Ibadah haji adalah salah satu bentuk penghambaan yang paling agung dalam Islam. Ia merupakan rukun Islam yang kelima, dan hanya diwajibkan sekali seumur hidup bagi yang mampu. Haji mengandung banyak makna dan pelajaran: ketundukan kepada Allah, kesabaran, perjuangan, persaudaraan umat, dan kesetaraan di hadapan-Nya.
Allah Ta’ala berfirman,
وَلِلَّهِ عَلَى النَّاسِ حِجُّ الْبَيْتِ مَنِ اسْتَطَاعَ إِلَيْهِ سَبِيلًا ۚ وَمَنْ كَفَرَ فَإِنَّ اللَّهَ غَنِيٌّ عَنِ الْعَالَمِينَ
“Mengerjakan haji adalah kewajiban manusia terhadap Allah, yaitu bagi orang yang sanggup mengadakan perjalanan ke Baitullah.
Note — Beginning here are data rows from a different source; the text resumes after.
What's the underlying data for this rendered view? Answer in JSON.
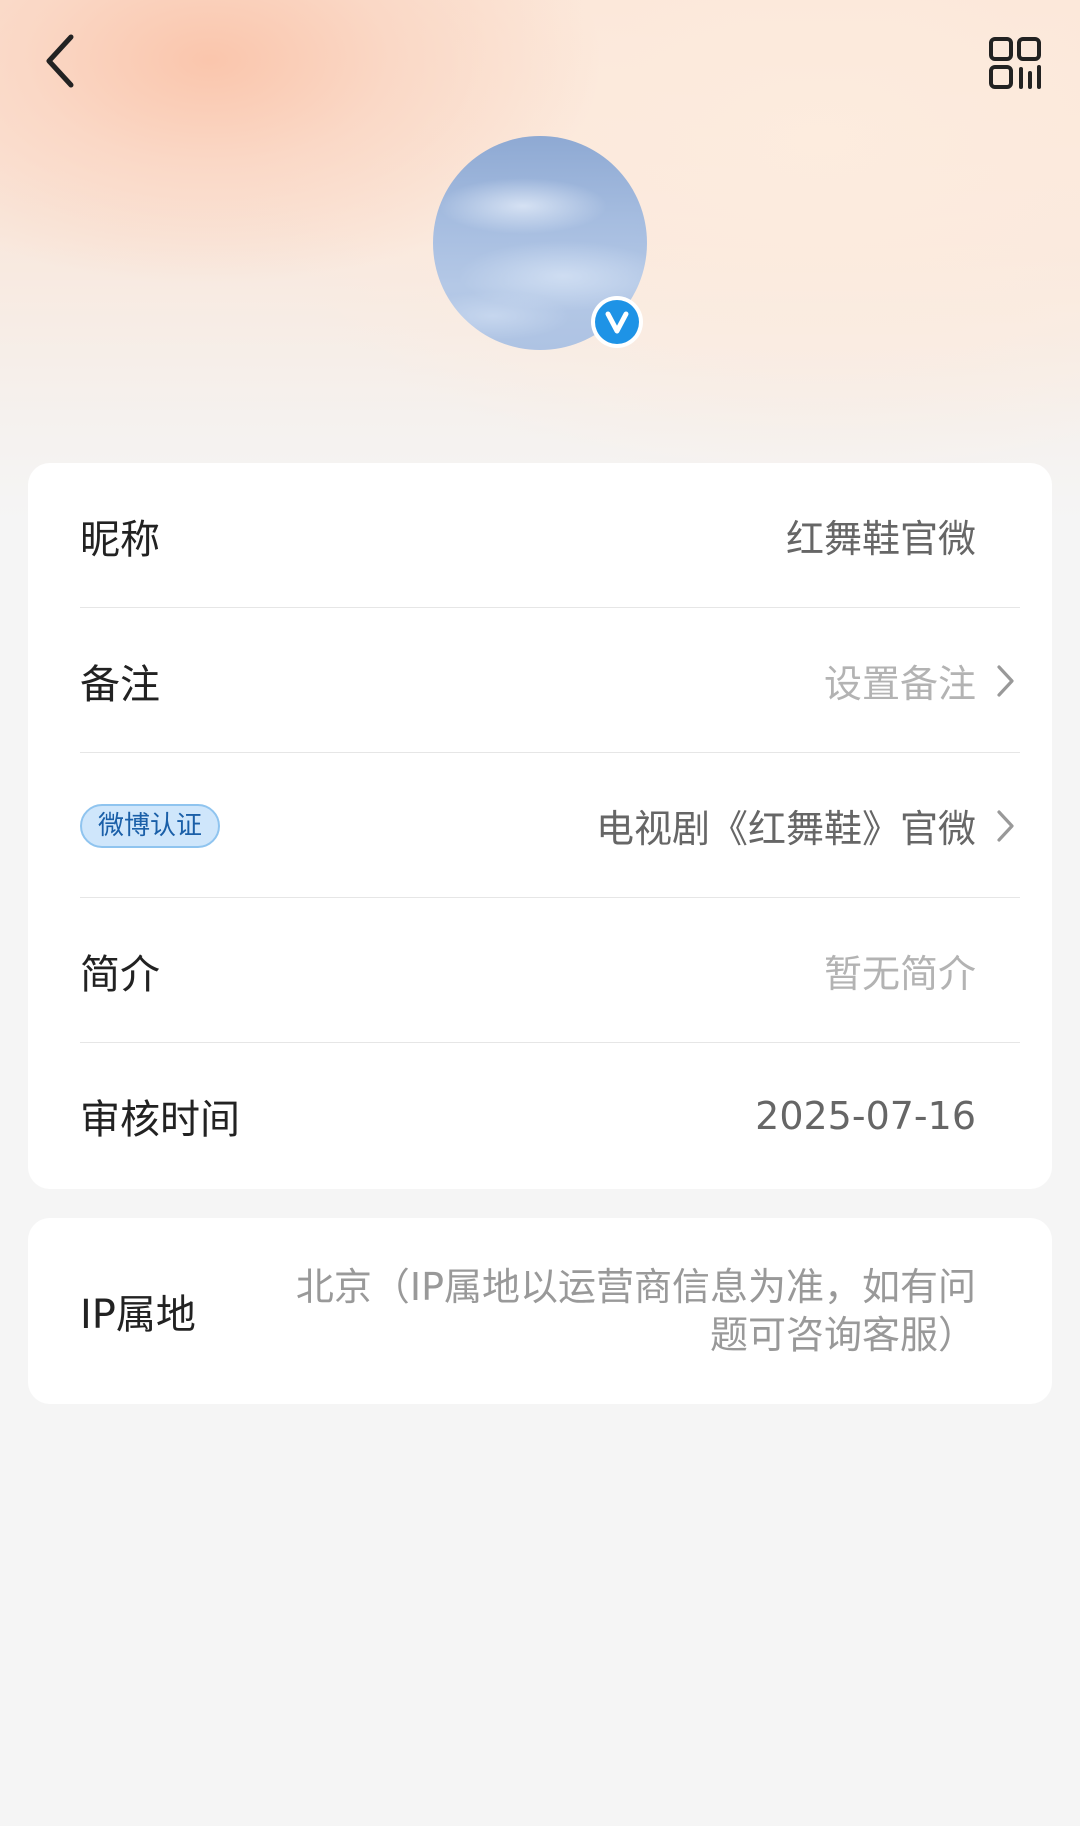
{
  "header": {
    "back_icon": "chevron-left-icon",
    "qr_icon": "qr-code-icon"
  },
  "profile": {
    "avatar_image": "sky-clouds",
    "verified_icon": "verified-v-icon",
    "verified_letter": "V",
    "badge_color": "#1e93e6"
  },
  "info": {
    "nickname_label": "昵称",
    "nickname_value": "红舞鞋官微",
    "remark_label": "备注",
    "remark_value": "设置备注",
    "verification_tag": "微博认证",
    "verification_value": "电视剧《红舞鞋》官微",
    "bio_label": "简介",
    "bio_value": "暂无简介",
    "review_time_label": "审核时间",
    "review_time_value": "2025-07-16"
  },
  "ip": {
    "label": "IP属地",
    "value": "北京（IP属地以运营商信息为准，如有问题可咨询客服）"
  },
  "colors": {
    "tag_background": "#cfe6fb",
    "tag_text": "#1a5fa8"
  }
}
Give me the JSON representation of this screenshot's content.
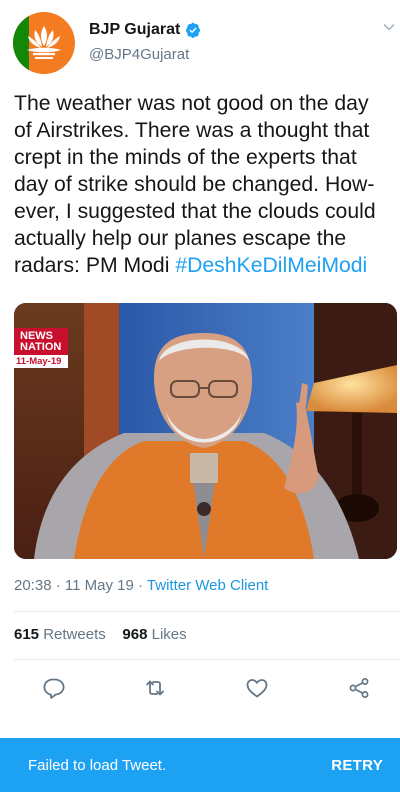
{
  "tweet": {
    "display_name": "BJP Gujarat",
    "handle": "@BJP4Gujarat",
    "verified": true,
    "text_lines": [
      "The weather was not good on the day",
      "of Airstrikes. There was a thought that",
      "crept in the minds of the experts that",
      "day of strike should be changed. How-",
      "ever, I suggested that the clouds could",
      "actually help our planes escape the",
      "radars: PM Modi "
    ],
    "hashtag": "#DeshKeDilMeiModi",
    "media": {
      "badge_label_line1": "NEWS",
      "badge_label_line2": "NATION",
      "badge_date": "11-May-19"
    },
    "time": "20:38",
    "separator": "·",
    "date": "11 May 19",
    "client": "Twitter Web Client",
    "retweets_count": "615",
    "retweets_label": "Retweets",
    "likes_count": "968",
    "likes_label": "Likes"
  },
  "actions": [
    "reply-icon",
    "retweet-icon",
    "like-icon",
    "share-icon"
  ],
  "error_bar": {
    "message": "Failed to load Tweet.",
    "retry_label": "RETRY"
  },
  "colors": {
    "accent": "#1da1f2",
    "link": "#1b95e0",
    "secondary_text": "#657786",
    "primary_text": "#14171a"
  }
}
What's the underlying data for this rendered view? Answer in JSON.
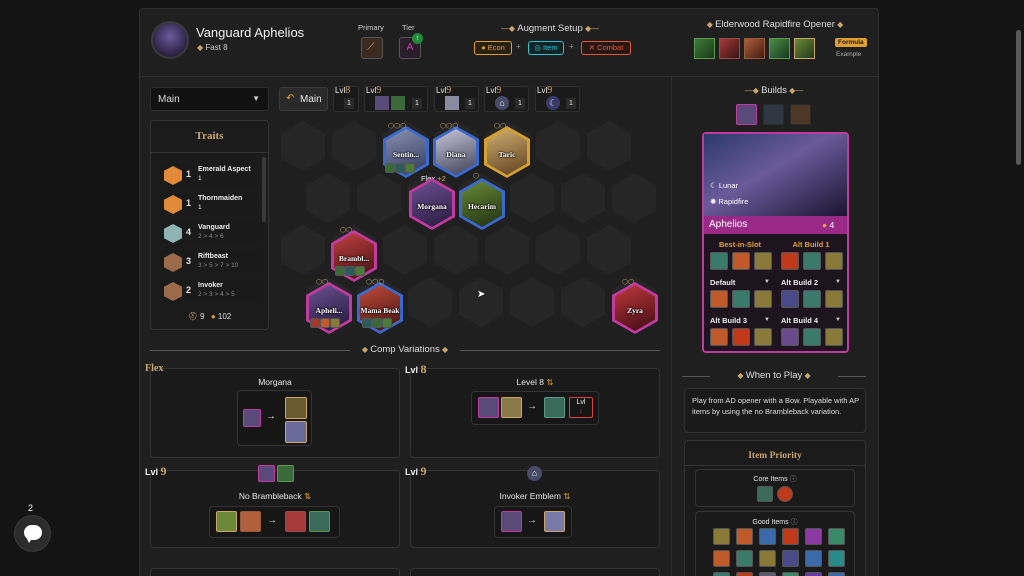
{
  "header": {
    "champion_name": "Vanguard Aphelios",
    "speed_label": "Fast 8",
    "primary_label": "Primary",
    "tier_label": "Tier",
    "tier_value": "A",
    "augment_title": "Augment Setup",
    "augments": [
      "Econ",
      "Item",
      "Combat"
    ],
    "opener_title": "Elderwood Rapidfire Opener",
    "formula_label": "Formula",
    "example_label": "Example"
  },
  "board": {
    "dropdown_value": "Main",
    "main_button": "Main",
    "levels": [
      {
        "label": "Lvl",
        "num": "8",
        "count": "1"
      },
      {
        "label": "Lvl",
        "num": "9",
        "count": "1"
      },
      {
        "label": "Lvl",
        "num": "9",
        "count": "1"
      },
      {
        "label": "Lvl",
        "num": "9",
        "count": "1"
      },
      {
        "label": "Lvl",
        "num": "9",
        "count": "1"
      }
    ],
    "champions": [
      "Sentin...",
      "Diana",
      "Taric",
      "Morgana",
      "Hecarim",
      "Brambl...",
      "Apheli...",
      "Mama Beak",
      "Zyra"
    ],
    "flex_label": "Flex",
    "flex_plus": "+2"
  },
  "traits": {
    "title": "Traits",
    "items": [
      {
        "count": "1",
        "name": "Emerald Aspect",
        "steps": "1",
        "color": "#e08a3a"
      },
      {
        "count": "1",
        "name": "Thornmaiden",
        "steps": "1",
        "color": "#e08a3a"
      },
      {
        "count": "4",
        "name": "Vanguard",
        "steps": "2 > 4 > 6",
        "color": "#8fb4b4"
      },
      {
        "count": "3",
        "name": "Riftbeast",
        "steps": "3 > 5 > 7 > 10",
        "color": "#9a6a4a"
      },
      {
        "count": "2",
        "name": "Invoker",
        "steps": "2 > 3 > 4 > 5",
        "color": "#9a6a4a"
      }
    ],
    "footer_units": "9",
    "footer_gold": "102"
  },
  "variations": {
    "title": "Comp Variations",
    "cards": [
      {
        "tag": "Flex",
        "lvl": "",
        "name": "Morgana"
      },
      {
        "tag": "Lvl",
        "lvl": "8",
        "name": "Level 8"
      },
      {
        "tag": "Lvl",
        "lvl": "9",
        "name": "No Brambleback"
      },
      {
        "tag": "Lvl",
        "lvl": "9",
        "name": "Invoker Emblem"
      }
    ],
    "lvl_box": "Lvl"
  },
  "builds": {
    "title": "Builds",
    "carry_traits": [
      "Lunar",
      "Rapidfire"
    ],
    "carry_name": "Aphelios",
    "carry_cost": "4",
    "columns": [
      {
        "label": "Best-in-Slot"
      },
      {
        "label": "Alt Build 1"
      },
      {
        "label": "Default"
      },
      {
        "label": "Alt Build 2"
      },
      {
        "label": "Alt Build 3"
      },
      {
        "label": "Alt Build 4"
      }
    ]
  },
  "when_to_play": {
    "title": "When to Play",
    "text": "Play from AD opener with a Bow. Playable with AP items by using the no Brambleback variation."
  },
  "item_priority": {
    "title": "Item Priority",
    "core_label": "Core Items",
    "good_label": "Good Items"
  },
  "chat": {
    "badge": "2"
  },
  "colors": {
    "accent_gold": "#c9a56a",
    "tier_purple": "#d23caa",
    "econ": "#e0a030",
    "item": "#2ec4d4",
    "combat": "#e05a3a"
  }
}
Barang siapa mengingkari (kewajiban haji), maka sesungguhnya Allah Maha Kaya (tidak memerlukan sesuatu) dari seluruh alam.” [1]
Haji adalah ibadah yang memiliki keutamaan sangat besar. Dalam hadis disebutkan,
الْعُمْرَةُ إِلَى الْعُمْرَةِ كَفَّارَةٌ لِمَا بَيْنَهُمَا، وَالْحَجُّ الْمَبْرُورُ لَيْسَ لَهُ جَزَاءٌ إِلَّا الْجَنَّةُ
“Umrah ke umrah berikutnya menjadi penghapus dosa di antara keduanya. Dan haji yang mabrur, tidak ada balasannya kecuali surga.” [2]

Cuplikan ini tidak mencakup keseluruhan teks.